BIM33150 - Stock: valuation: stock provisions

The calculation of a stock provision requires expertise and judgment, which the trader is normally in the best position to supply.

Since accountants dealing with unincorporated businesses will rarely have conducted an audit what follows generally only applies to those limited companies which have to produce audited accounts. An accountant carrying out an audit will normally have ensured that the client has:

  • applied appropriate procedures to identify defective, slow moving and obsolete stocks,
  • made reasonable and prudent estimates of the prices obtainable in the market in which the goods are expected to be sold at the time at which they will be available for sale, and
  • taken into account projected costs of completion and sale (for example, repair costs for damaged stocks and sales commission).

The accountant generally maintains a record of any formula used in the (permanent) audit file and should critically examine with the client its accuracy and relevance in the light of past experience and the conditions at the time of the audit (for instance it should reflect material changes in scrap values). Where the value of stocks is material it is normally regarded as important that the accountant carrying out the audit attends the stock taking. This gives the opportunity to look at slow moving, obsolete or defective stock and to verify the ‘cut-off', that is, that items have been correctly included in stock where they were purchased before the reporting date or sold after it.

In a few cases calculating the provision can be relatively straightforward. For instance consider the position of a trader who has items that are either sold or thrown away and who has no further completion or sale costs. The trader applying his, or her, experience and expertise may decide that ten out of one hundred items will never be sold because of obsolescence and hence that a 10% provision is appropriate. That formula reflects not the reduction of the value of each item of stock but rather the complete writing off of the cost of those items that will never be sold. Whether it is acceptable depends on whether the assumption about obsolescence is justified.
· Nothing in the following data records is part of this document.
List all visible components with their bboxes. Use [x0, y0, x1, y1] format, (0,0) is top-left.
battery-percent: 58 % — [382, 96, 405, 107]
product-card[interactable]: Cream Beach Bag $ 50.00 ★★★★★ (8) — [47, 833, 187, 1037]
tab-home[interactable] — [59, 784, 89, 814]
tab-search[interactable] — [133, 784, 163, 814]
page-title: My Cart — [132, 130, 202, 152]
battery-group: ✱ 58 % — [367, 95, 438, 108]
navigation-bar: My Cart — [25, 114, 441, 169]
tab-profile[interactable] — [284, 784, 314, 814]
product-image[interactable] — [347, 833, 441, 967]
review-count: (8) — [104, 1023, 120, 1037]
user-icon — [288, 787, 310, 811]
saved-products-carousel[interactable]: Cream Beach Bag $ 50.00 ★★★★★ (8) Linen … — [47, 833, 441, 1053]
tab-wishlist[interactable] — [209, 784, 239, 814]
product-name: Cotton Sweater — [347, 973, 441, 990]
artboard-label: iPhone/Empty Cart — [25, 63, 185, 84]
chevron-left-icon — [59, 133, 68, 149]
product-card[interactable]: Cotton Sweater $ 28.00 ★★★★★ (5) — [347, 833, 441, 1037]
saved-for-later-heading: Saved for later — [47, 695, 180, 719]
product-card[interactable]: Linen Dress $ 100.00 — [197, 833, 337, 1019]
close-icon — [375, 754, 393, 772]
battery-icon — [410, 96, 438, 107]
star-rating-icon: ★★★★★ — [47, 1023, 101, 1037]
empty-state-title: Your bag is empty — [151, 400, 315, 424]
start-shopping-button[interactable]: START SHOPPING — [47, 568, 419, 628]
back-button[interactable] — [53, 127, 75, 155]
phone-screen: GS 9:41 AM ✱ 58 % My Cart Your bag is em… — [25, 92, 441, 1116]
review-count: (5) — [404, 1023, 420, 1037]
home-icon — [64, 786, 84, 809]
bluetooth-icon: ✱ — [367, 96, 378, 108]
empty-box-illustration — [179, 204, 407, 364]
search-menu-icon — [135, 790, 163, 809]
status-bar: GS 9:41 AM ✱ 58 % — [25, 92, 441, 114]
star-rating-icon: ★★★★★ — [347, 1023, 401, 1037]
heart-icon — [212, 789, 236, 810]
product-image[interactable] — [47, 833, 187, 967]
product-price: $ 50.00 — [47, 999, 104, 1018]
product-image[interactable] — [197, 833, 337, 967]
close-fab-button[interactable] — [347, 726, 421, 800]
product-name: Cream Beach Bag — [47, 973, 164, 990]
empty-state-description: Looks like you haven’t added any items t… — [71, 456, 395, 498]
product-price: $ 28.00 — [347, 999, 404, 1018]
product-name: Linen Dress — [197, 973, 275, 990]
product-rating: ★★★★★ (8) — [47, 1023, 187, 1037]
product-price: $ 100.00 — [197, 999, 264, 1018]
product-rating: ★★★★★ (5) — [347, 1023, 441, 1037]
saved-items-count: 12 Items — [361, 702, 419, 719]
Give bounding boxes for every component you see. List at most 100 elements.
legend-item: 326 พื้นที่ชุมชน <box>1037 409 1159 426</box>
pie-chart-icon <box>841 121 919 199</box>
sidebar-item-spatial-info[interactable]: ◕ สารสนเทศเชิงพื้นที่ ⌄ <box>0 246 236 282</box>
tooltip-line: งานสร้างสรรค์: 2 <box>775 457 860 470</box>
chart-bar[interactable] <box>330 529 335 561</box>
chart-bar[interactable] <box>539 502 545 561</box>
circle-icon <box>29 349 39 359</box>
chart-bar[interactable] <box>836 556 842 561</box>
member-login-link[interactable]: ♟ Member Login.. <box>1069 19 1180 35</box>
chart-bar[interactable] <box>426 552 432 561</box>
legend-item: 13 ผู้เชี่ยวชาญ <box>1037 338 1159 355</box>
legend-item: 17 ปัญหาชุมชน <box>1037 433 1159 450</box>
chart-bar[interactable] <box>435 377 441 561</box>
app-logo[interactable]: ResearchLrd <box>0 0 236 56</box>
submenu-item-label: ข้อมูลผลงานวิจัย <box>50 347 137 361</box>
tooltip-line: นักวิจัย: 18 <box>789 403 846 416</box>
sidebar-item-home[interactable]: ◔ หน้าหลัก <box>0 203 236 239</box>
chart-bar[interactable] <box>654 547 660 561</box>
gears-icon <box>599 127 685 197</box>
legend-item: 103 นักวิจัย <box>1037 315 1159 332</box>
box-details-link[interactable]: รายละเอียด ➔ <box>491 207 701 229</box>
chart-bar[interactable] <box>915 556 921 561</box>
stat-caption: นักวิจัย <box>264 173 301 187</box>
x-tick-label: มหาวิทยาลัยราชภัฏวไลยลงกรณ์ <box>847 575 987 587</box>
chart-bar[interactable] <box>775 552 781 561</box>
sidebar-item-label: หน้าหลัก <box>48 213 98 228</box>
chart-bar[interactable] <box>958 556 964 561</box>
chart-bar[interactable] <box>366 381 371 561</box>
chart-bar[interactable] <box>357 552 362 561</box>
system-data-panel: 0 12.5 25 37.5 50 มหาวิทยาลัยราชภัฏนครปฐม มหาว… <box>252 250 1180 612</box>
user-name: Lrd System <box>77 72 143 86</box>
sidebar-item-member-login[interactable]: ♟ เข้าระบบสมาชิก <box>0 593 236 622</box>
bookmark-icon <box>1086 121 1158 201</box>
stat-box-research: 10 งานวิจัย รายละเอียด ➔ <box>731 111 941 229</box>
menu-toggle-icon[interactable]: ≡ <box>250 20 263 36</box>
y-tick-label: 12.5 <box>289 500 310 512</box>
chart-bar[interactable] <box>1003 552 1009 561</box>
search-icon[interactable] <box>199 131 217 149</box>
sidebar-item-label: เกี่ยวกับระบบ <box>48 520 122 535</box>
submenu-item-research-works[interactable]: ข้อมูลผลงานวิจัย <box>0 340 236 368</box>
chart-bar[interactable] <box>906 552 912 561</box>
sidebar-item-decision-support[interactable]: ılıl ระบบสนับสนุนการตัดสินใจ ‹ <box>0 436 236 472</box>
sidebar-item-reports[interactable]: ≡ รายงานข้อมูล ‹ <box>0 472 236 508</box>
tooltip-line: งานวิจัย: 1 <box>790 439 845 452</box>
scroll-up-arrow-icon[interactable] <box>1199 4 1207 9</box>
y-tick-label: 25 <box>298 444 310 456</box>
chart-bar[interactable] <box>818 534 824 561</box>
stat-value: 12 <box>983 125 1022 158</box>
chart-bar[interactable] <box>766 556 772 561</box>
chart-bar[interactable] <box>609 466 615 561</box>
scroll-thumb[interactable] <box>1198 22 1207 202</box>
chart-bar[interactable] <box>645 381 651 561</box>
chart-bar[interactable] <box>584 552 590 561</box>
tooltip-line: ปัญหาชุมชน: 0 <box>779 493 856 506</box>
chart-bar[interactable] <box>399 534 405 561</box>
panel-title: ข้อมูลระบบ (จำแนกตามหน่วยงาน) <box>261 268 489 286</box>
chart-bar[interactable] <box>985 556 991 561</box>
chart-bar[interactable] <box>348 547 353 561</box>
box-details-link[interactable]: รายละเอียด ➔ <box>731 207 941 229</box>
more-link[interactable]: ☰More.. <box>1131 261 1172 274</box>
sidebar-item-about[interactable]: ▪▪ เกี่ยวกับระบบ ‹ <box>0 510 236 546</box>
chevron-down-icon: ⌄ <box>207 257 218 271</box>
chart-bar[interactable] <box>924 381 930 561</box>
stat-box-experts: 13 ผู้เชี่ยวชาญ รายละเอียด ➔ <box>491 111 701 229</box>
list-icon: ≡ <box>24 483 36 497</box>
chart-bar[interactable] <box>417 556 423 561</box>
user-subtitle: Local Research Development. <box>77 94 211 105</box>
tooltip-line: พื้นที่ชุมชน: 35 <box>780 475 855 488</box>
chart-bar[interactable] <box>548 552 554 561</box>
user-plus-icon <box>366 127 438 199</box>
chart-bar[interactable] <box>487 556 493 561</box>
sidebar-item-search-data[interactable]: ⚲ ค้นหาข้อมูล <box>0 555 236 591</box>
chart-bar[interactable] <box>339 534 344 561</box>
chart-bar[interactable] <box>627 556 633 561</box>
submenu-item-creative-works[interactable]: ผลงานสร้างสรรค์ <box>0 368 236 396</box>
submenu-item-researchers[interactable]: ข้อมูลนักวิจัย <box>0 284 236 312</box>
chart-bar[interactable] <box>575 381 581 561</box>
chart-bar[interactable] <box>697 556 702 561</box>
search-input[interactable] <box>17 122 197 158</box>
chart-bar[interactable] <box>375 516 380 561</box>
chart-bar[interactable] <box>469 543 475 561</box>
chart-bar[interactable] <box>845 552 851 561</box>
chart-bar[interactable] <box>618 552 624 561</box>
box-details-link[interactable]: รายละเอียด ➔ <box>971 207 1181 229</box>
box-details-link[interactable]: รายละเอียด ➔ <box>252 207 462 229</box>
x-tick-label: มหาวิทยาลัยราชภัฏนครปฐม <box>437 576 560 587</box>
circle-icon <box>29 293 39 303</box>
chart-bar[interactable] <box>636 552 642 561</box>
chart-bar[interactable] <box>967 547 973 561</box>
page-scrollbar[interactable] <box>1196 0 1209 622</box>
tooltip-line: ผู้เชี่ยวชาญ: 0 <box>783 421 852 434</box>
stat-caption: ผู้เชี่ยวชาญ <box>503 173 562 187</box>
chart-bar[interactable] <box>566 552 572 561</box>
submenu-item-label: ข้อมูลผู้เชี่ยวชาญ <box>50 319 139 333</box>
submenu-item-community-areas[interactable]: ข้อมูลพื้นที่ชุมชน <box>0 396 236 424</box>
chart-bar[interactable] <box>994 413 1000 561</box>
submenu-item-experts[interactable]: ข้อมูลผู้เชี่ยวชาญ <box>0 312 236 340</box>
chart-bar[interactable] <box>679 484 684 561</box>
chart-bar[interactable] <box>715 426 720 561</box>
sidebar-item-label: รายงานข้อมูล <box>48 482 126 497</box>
Generally the precise calculation of an appropriate provision is more complex because other relevant factors need to be taken into account, for example, where there is physical deterioration, where there is normal wastage due to rejects, where the company offers stock on special clearance terms, where the scrap proceeds vary and where there are variable completion and sale costs. Rather than adopt a complex formula, traders often side-step the issues and adopt a simple formula of writing off an increasing percentage of the cost of stock held depending on its age at the reporting date.

The fact that stock is slow moving is not justification for a write-down below cost. It may be slow moving but still sell at a profit, for example antiques and jewellery.